I can understand an argument for there being a degree of interoperability; for the two types of system to be able to talk to each other, and easily share files. That’s pretty much a given. But different types of machines – touch versus non-touch, mobile vs non-mobile – really place different requirements for the UI.

Microsoft seem to think touch is the future. I think they’re right, for some cases. I think tablet computers like the iPad (although actually, at the moment it’s just the iPad) could work really well as main computers for a large number of people. I use my iPad a lot (right now, for instance!), and there are really only specific instances where I actually need to use a proper computer. I think Microsoft think that too, hence why they’ve put so much emphasis on Metro.

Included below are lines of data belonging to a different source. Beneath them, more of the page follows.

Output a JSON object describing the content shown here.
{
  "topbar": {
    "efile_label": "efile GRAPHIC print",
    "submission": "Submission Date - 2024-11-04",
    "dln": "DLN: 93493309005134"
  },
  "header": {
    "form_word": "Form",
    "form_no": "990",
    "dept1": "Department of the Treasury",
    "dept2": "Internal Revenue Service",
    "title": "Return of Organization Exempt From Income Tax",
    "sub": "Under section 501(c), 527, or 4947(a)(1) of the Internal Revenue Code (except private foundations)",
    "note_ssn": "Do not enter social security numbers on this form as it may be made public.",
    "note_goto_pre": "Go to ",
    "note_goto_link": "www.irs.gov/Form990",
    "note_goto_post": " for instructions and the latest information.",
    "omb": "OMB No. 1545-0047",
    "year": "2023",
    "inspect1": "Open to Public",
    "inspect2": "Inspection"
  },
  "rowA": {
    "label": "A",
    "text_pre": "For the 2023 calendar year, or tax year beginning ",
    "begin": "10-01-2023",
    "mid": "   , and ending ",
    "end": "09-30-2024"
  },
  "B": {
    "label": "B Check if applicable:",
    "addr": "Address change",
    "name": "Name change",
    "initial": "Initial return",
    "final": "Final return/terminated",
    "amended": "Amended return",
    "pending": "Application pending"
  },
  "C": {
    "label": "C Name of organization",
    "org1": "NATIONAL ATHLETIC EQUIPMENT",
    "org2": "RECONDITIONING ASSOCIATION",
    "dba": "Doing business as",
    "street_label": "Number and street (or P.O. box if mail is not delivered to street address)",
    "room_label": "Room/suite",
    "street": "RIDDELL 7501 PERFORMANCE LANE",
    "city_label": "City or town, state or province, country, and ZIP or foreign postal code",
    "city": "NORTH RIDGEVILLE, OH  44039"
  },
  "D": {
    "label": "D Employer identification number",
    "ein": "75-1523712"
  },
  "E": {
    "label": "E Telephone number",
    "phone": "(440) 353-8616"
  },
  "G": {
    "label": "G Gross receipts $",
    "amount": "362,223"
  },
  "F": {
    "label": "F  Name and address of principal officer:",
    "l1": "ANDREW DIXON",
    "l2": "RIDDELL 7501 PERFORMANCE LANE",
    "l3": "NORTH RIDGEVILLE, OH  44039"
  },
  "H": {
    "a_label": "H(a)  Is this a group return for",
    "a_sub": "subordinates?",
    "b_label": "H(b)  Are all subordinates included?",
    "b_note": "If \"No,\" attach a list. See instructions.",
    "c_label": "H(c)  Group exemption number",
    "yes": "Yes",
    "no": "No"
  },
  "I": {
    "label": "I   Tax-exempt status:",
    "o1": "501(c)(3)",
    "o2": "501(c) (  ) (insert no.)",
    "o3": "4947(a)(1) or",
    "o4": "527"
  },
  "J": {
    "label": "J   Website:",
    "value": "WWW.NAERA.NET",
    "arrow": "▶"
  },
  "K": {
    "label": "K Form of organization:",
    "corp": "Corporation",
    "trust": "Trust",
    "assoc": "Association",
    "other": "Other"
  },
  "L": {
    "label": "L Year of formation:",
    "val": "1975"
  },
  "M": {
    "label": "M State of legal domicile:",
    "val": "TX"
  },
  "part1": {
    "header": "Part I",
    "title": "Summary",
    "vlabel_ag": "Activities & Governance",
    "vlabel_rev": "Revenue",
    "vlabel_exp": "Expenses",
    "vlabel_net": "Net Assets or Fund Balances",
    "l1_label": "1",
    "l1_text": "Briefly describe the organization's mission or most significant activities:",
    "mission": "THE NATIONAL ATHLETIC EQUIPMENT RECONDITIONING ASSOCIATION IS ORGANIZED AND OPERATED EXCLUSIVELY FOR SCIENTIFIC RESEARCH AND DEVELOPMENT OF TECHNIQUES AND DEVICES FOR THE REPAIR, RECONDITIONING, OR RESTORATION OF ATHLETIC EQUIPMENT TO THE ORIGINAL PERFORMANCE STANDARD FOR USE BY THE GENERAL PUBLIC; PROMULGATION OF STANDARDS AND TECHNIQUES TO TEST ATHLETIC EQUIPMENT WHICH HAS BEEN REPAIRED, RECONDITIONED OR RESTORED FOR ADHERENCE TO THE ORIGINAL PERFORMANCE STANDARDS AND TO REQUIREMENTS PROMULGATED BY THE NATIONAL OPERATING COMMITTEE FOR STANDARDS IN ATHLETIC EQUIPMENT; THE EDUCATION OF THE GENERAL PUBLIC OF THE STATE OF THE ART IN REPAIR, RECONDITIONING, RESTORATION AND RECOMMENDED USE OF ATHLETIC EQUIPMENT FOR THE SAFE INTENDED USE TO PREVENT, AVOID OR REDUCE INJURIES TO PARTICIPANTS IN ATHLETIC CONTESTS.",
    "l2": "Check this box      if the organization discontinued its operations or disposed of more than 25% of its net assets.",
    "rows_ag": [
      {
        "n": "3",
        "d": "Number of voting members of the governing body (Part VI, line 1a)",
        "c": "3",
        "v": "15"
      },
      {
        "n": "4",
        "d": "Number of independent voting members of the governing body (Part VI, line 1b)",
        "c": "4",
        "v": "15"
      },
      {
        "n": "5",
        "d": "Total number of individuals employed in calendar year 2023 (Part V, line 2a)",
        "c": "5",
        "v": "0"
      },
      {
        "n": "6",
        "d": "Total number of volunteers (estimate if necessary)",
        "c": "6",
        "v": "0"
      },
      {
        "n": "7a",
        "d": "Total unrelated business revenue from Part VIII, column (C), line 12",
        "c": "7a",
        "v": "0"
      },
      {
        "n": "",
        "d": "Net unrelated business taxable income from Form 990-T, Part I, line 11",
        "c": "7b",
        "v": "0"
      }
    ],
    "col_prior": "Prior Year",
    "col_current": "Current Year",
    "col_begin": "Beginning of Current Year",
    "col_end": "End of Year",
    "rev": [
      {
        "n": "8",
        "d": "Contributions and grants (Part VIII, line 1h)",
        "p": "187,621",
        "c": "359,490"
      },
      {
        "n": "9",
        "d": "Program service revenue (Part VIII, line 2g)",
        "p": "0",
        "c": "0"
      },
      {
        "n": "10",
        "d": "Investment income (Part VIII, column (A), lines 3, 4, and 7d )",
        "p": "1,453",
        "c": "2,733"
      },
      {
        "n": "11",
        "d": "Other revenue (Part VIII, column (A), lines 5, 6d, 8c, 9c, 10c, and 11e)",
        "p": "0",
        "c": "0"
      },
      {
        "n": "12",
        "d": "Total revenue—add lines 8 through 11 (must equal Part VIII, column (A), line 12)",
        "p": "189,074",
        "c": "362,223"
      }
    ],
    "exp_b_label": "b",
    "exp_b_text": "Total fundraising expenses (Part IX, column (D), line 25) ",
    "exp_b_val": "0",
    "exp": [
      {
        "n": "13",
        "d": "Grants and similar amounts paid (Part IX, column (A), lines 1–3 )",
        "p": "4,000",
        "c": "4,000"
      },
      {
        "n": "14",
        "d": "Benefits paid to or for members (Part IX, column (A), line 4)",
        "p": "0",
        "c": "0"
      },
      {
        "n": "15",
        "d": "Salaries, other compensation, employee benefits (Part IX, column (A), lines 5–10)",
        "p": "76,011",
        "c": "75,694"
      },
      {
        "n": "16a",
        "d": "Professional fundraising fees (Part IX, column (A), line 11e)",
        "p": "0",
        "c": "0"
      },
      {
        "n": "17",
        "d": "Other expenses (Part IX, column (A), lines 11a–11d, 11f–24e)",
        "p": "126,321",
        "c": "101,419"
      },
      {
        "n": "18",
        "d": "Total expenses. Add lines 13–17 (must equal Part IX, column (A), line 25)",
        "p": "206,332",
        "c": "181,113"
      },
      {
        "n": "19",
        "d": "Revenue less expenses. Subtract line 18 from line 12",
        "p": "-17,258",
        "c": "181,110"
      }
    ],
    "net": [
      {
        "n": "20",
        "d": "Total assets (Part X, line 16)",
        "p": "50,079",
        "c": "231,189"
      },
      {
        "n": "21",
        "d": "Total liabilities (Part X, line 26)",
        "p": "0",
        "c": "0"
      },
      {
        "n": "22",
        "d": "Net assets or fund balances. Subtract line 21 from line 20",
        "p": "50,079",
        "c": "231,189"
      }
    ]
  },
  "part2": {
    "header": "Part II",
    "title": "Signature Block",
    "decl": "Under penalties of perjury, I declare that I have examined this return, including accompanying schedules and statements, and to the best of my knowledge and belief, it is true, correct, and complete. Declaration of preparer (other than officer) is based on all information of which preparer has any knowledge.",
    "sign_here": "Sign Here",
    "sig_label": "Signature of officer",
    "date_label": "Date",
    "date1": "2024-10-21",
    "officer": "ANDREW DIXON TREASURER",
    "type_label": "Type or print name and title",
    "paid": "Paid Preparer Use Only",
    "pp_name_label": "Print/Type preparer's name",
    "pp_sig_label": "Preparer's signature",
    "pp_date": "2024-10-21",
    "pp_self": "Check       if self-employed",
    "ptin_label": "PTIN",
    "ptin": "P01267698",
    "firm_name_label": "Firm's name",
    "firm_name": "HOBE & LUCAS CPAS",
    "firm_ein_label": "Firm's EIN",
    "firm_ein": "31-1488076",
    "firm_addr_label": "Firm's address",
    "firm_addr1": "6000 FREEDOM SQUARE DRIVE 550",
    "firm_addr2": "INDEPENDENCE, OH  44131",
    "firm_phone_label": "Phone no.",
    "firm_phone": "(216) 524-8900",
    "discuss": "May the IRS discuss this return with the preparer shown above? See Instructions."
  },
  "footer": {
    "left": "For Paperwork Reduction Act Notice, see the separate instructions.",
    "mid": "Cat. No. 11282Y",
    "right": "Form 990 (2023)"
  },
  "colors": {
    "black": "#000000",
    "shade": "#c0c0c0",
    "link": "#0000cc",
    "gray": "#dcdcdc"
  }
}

But, if that’s the case, then people will be using devices that look very different to the computer they use today. And as I’ve mentioned, those devices are designed to be used in very different ways, so the UIs need to be designed differently to cater for that. The backend of a tablet and PC OS might look similar, but there’s no need to require the same interface on both. That is, Microsoft could design one version of Windows, but with two very different interfaces, depending on the device it’s installed on; the difference being that you only install and use one type of interface, rather than having both and flitting between the two. That’d be a bit messy (they should start their tablet/mobile OS afresh, like Apple did with iOS… and like Microsoft have already done with Windows Phone), but it’d possibly be a cost-effective way to provide software to various classes of device, and maintain interoperability between the two.

As it is, Windows 8 is basically a complete mess. If they release it like this, I reckon it’ll get a terrible reception, even worse than Vista got (Vista was actually a pretty decent OS, the problems were mostly not Microsoft’s fault). If that happens, I can only guess as to what’ll happen to Microsoft. Bad things, probably.